On 21/02/2021 13:56, RW wrote:
On Sun, 21 Feb 2021 11:28:51 +0100
Michael Storz wrote:

Am 2021-02-20 08:58, schrieb Dominic Raferd:
Is there a rule to catch cases where the domain of the Reply-To
header is a subtle variant on that in the To header. Take this
(real) example from a phishing email sent yesterday:

From: "Karen Howard" <ka...@interfacefm.com>
Reply-To: "Karen Howard" <ka...@intrefacefm.com>
Use the "Damerau–Levenshtein distance" to calcutate the similarity.
Since long I was interested to try this, but never found the time.
Did you have particular use in mind for that? The example above doesn't
seem all that useful as a phishing technique as it will fail DMARC.
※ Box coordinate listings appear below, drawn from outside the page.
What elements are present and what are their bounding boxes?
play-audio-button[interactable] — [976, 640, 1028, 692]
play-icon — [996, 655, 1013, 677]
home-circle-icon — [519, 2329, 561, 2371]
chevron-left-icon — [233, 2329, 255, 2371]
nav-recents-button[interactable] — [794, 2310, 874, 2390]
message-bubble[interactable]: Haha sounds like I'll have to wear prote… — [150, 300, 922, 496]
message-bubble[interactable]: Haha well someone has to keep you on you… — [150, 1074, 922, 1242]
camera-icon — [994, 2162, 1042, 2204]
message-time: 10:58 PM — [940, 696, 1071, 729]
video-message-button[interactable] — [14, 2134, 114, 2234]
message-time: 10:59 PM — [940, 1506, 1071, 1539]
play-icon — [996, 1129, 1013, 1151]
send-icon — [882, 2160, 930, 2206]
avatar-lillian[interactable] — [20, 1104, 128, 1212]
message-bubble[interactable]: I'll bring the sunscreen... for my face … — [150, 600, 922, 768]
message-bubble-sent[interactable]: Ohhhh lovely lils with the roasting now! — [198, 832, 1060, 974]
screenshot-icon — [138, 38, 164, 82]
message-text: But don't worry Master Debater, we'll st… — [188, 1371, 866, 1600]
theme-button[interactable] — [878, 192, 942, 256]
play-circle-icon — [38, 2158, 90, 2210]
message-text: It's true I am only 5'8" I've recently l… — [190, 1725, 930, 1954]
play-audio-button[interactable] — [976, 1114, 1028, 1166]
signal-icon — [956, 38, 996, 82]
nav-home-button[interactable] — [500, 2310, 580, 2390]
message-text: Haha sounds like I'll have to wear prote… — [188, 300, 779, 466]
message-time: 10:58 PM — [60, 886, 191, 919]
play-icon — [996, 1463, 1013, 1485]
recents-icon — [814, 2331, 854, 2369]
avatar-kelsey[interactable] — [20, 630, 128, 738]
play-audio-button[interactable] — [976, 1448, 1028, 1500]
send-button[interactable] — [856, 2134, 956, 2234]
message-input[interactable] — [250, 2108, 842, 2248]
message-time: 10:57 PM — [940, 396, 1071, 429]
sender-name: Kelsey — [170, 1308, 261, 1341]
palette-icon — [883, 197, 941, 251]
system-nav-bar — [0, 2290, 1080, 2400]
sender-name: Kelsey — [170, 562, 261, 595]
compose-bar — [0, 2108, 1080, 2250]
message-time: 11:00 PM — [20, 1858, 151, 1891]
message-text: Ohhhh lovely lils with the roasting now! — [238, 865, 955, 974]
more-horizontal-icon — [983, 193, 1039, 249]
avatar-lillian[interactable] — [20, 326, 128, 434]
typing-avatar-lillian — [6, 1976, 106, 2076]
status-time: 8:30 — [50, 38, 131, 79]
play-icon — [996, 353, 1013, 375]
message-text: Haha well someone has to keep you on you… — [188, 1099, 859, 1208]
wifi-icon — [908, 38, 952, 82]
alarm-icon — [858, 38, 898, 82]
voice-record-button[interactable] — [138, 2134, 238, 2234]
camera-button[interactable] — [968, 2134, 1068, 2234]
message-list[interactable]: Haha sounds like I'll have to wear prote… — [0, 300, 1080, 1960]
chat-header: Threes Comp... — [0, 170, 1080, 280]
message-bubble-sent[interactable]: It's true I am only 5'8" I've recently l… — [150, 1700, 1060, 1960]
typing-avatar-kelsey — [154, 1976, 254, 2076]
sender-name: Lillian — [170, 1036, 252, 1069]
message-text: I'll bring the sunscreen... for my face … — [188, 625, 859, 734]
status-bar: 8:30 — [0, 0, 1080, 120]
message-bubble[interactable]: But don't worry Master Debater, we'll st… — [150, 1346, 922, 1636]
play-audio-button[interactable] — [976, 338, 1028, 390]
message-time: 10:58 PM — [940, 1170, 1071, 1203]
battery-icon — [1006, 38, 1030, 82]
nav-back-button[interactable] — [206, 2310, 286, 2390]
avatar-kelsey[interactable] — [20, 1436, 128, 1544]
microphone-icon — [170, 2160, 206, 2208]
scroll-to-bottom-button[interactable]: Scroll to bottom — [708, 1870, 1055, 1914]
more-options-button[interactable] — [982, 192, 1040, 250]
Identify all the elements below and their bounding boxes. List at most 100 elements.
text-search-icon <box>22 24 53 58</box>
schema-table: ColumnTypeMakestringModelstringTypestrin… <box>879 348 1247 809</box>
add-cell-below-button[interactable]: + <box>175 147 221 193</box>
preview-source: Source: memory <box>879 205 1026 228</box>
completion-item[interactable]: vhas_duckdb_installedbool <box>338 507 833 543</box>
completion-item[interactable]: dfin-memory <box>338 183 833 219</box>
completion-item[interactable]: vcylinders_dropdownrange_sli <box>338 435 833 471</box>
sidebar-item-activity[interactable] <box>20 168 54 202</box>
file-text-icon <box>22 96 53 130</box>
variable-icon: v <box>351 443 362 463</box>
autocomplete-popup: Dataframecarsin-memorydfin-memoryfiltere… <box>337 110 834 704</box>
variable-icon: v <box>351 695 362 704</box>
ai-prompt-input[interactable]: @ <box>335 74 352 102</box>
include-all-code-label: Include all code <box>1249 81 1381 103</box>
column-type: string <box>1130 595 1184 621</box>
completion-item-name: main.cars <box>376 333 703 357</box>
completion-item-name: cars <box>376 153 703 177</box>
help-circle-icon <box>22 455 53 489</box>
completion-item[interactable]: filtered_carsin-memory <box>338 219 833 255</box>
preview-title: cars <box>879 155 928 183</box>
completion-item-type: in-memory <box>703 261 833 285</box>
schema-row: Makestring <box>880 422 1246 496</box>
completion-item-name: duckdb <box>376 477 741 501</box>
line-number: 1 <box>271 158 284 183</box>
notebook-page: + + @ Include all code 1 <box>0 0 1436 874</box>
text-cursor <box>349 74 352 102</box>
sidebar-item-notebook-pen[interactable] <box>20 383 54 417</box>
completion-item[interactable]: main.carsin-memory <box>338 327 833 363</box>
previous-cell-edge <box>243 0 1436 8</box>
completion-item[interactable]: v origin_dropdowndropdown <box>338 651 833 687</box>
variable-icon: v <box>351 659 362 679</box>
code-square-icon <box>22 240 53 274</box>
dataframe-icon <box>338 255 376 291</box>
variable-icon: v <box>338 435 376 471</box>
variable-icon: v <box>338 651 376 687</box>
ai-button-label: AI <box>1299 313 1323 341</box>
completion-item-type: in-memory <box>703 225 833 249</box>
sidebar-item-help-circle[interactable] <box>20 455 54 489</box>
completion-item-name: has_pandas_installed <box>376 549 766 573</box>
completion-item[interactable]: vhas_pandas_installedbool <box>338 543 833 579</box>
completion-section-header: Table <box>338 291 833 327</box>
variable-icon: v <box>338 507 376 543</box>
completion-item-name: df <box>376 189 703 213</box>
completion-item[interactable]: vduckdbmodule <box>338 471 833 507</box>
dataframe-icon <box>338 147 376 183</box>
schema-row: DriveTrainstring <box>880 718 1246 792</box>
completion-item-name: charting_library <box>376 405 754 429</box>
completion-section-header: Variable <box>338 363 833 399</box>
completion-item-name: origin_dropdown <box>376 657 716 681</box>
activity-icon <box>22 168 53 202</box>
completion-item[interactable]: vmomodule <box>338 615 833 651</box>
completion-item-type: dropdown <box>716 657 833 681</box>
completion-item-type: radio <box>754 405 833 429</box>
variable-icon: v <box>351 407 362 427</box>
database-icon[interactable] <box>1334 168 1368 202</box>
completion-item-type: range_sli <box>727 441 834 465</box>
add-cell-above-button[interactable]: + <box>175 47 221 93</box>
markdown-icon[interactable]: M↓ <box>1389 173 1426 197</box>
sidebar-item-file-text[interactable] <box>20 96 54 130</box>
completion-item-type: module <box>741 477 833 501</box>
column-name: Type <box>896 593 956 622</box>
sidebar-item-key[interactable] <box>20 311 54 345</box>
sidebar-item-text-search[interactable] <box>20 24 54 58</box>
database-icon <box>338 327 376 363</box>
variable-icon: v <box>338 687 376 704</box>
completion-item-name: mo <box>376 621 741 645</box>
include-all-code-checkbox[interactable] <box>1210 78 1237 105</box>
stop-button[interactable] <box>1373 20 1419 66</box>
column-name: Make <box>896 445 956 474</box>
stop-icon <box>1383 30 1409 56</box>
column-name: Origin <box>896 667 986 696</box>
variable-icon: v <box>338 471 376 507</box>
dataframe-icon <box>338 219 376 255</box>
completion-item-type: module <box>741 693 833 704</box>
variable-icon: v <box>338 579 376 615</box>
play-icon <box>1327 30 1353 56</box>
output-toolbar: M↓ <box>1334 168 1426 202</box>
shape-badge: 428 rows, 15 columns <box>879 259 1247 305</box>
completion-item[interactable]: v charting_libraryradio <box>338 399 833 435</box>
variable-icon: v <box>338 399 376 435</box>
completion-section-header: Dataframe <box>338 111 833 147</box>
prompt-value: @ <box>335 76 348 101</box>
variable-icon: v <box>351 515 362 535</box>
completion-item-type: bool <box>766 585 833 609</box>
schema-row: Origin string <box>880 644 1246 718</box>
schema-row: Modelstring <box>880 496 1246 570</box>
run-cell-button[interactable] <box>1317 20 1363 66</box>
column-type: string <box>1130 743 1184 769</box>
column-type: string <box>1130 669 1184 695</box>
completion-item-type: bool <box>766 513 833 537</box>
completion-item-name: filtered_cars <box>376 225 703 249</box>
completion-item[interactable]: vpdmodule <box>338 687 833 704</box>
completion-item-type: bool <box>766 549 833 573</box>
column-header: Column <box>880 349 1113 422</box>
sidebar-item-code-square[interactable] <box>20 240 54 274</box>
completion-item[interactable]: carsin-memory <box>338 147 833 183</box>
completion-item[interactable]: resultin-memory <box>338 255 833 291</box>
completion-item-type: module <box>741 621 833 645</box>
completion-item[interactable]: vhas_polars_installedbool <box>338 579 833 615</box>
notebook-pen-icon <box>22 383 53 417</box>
My suspicion  is that they are trying to exploit mail systems that
haven't yet adopted DMARC checking and that interfacefm.com was chosen
for its SPF record:

v=spf1 +a +mx +a:ns1.c57578.sgvps.net include:_spf.mailspamprotection.com

There's no -all or ~all on the end.
Yes this mail passed DMARC and it is cases like this that I want to catch. 99% of domains have not implemented full DMARC with p=quarantine|reject, so one can't rely on it (although it has a valuable role).